Chaque animal, qu’il s’agisse d’un sanglier, d’un renard, d’un cerf, d’un lapin ou d’un oiseau, produit un son différent dans la forêt, s’émerveille cette jeune femme de 31 ans. Quand elle aperçoit une cible potentielle, elle lève son fusil, vise et retient son souffle. « J’essaie de ne faire aucun bruit, (de rester) calme et concentrée, et de respirer doucement car je ressens bien sûr beaucoup d’excitation », explique-t-elle.
Ses boucles d’oreille, son piercing au nez, son visage légèrement fardé contrastent avec son arme de 3 kilos et demi, presque aussi grande qu’elle, posée sur l’épaule. « Il y a environ 35 000 femmes qui chassent » en Allemagne, indique Torsten Reinwald, porte-parole de l’association. Si elles n’ont jamais été formellement interdites de pratiquer la chasse, elles étaient il y a encore 40 ans traitées de « Flintenweib » (femme au fusil), rappelle-t-il. Aujourd’hui, les femmes représentent près d’un quart des candidats à l’examen du permis de chasse. Des parties de chasse réservées aux femmes sont même organisées en Rhénanie-du-Nord-Westphalie. Pour M. Reinwald, leur motivation vient souvent du plaisir de se retrouver dans la nature ou de manger de la viande plus saine.
Dans la forêt près de Nauen à 40 km à l’ouest de Berlin, Johanna Hofmann retire elle-même avec son couteau les entrailles des animaux qu’elle a chassés, avant de les peser, de les faire enregistrer à l’office des forêts et de régler la viande qu’elle emportera chez elle. À Noël, elle a cuisiné un cerf qu’elle avait chassé, ce qui a donné une saveur spéciale au repas. « Beaucoup de personnes qui mangent de la viande de supermarché ne savent pas d’où elle provient alors qu’ils assimilent les chasseurs à des meurtriers. C’est un paradoxe », regrette-t-elle. Après des études en sylviculture, elle a rejoint l’association de chasse comme conseillère. Aujourd’hui, elle part chasser avec son compagnon une fois par semaine, sauf les jours de forte pluie.
Mère de trois enfants, Nathalie Bunke, 46 ans, qui a passé l’examen il y a 10 ans, se souvient des six mois de préparation, y consacrant deux soirées par semaine et tous ses week-ends, alors que ses enfants avaient deux et quatre ans. « C’était très difficile, mais tellement intéressant, y compris le volet biologique (...) J’ai échoué la première fois, mais j’ai réessayé », se rappelle-t-elle. Elle part régulièrement chasser avec son mari qu’elle a converti à sa passion. Ses trois filles aussi ont été initiées à la chasse. Ses yeux s’illuminent lorsqu’elle décrit le frisson que lui procure le vol silencieux d’une chouette. Avec les restes des animaux et notamment leur fourrure, elle fabrique des bijoux et des objets éducatifs qu’elle vend. Elle enseigne par ailleurs la chasse comme bénévole.

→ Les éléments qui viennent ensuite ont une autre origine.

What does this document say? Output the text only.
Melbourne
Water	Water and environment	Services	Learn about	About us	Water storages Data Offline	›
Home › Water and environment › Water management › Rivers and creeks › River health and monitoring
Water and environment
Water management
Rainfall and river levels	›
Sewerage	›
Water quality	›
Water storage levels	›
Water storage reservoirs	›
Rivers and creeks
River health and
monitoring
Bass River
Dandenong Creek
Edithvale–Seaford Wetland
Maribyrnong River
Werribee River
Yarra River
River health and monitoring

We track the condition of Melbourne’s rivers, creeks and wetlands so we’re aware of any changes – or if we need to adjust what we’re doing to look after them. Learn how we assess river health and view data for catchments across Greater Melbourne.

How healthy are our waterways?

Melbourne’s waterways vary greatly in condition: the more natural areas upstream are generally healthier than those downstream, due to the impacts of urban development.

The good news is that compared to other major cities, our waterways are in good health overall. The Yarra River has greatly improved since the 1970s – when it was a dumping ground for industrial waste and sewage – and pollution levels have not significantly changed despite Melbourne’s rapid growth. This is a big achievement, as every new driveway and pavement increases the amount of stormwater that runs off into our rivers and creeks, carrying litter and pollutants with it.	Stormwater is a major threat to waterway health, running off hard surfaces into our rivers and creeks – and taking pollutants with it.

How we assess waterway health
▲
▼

Les deux femmes insistent sur le besoin de respecter les animaux qu’elles abattent et sur les différences entre hommes et femmes dans la façon d’aborder ce loisir. Pour Johanna Hofmann, les hommes s’intéressent plus aux trophées et à la connaissance des armes. « Les chasseuses que je connais sont plus prudentes (...) Elles ne sont pas aussi rapides à tirer », constate Nathalie Bunke. « Certaines femmes, si elles décident de devenirs chasseuses, sentent qu’elles doivent être meilleures que leurs collègues masculins, et parfois elles le sont », reconnaît Torsten Reinwald.